Theory of electronic structure evolution in GaAsN and GaPN alloys

Abstract
Using the empirical pseudopotential method and large atomistically relaxed supercells, we have systematically studied the evolution of the electronic structure of GaP1xNx and GaAs1xNx, from the dilute nitrogen impurity regime to the nascent nitride alloy. We show how substitutional nitrogen forms perturbed host states (PHS) inside the conduction band, whereas small nitrogen aggregates form localized cluster states (CS) in the band gap. By following the evolution of these states and the “perturbed host states” with increasing nitrogen composition, we propose a new model for low-nitrogen-content GaAs1xNx and GaP1xNx alloys: As the nitrogen composition increases, the energy of the CS is pinned while the energy of the PHS plunges down as the nitrogen composition increases.
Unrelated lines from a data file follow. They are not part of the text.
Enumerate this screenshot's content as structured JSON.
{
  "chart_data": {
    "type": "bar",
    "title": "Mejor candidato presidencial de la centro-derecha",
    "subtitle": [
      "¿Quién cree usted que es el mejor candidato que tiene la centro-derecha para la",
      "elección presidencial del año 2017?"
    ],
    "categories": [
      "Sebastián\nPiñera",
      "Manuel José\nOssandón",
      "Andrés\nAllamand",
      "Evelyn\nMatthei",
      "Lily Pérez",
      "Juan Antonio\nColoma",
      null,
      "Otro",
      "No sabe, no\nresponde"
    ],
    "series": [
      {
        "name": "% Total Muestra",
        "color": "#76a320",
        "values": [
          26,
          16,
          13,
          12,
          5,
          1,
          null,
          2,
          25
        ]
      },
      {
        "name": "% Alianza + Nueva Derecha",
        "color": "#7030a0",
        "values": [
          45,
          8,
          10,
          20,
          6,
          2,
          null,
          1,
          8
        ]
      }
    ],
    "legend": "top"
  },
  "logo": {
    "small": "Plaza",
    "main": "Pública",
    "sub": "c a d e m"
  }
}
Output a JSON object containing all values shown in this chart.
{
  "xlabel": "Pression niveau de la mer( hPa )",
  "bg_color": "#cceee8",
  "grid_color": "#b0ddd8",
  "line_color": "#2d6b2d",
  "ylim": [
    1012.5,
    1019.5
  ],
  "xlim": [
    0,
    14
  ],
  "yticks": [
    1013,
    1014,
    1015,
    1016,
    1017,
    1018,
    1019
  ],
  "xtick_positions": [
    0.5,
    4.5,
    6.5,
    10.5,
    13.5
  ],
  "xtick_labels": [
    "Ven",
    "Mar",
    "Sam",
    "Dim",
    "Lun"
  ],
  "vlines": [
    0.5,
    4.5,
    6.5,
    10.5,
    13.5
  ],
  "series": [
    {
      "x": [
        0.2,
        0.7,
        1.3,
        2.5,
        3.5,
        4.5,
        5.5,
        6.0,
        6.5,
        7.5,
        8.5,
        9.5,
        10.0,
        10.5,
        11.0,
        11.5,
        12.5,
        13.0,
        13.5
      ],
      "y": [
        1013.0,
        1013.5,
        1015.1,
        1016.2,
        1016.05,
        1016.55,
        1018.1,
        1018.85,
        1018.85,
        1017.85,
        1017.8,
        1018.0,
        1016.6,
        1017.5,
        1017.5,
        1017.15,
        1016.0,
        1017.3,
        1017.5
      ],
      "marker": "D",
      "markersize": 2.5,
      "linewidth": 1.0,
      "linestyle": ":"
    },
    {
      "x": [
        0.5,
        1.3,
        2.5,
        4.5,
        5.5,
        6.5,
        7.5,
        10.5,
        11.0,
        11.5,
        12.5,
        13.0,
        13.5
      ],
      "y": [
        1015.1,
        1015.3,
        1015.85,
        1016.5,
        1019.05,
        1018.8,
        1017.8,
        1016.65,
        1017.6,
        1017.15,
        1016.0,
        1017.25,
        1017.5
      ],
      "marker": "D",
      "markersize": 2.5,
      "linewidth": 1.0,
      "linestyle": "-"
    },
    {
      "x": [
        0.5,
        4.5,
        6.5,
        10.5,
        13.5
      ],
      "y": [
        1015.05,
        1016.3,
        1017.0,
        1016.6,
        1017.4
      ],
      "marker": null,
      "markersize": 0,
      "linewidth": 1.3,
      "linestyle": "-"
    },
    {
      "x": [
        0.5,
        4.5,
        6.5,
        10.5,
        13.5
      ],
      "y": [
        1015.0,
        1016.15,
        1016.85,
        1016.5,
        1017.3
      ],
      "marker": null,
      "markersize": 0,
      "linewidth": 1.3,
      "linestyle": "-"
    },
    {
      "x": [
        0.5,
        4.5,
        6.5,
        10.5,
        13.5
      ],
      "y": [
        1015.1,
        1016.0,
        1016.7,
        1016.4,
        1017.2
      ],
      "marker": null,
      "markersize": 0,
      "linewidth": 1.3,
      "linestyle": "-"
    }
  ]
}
The impurity limit (PHS above CS) is characterized by strongly localized wave functions, low pressure coefficients, and sharp emission lines from the CS. The amalgamation limit (PHS overtake the CS) is characterized by a coexistence of localized states (leading to high effective mass, exciton localization, Stokes shift in emission versus absorption) overlapping delocalized PHS (leading to asymmetrically broadened states, low temperature coefficeint, delocalized E+ band at higher energies). The alloy limit (PHS well below CS) may not have been reached experimentally, but is predicted to be characterized by conventional extended states. Our theory shows that these alloy systems require a polymorphous description, permitting the coexistence of many different local environments, rather than an isomorphous model that focuses on few impurity-host motifs.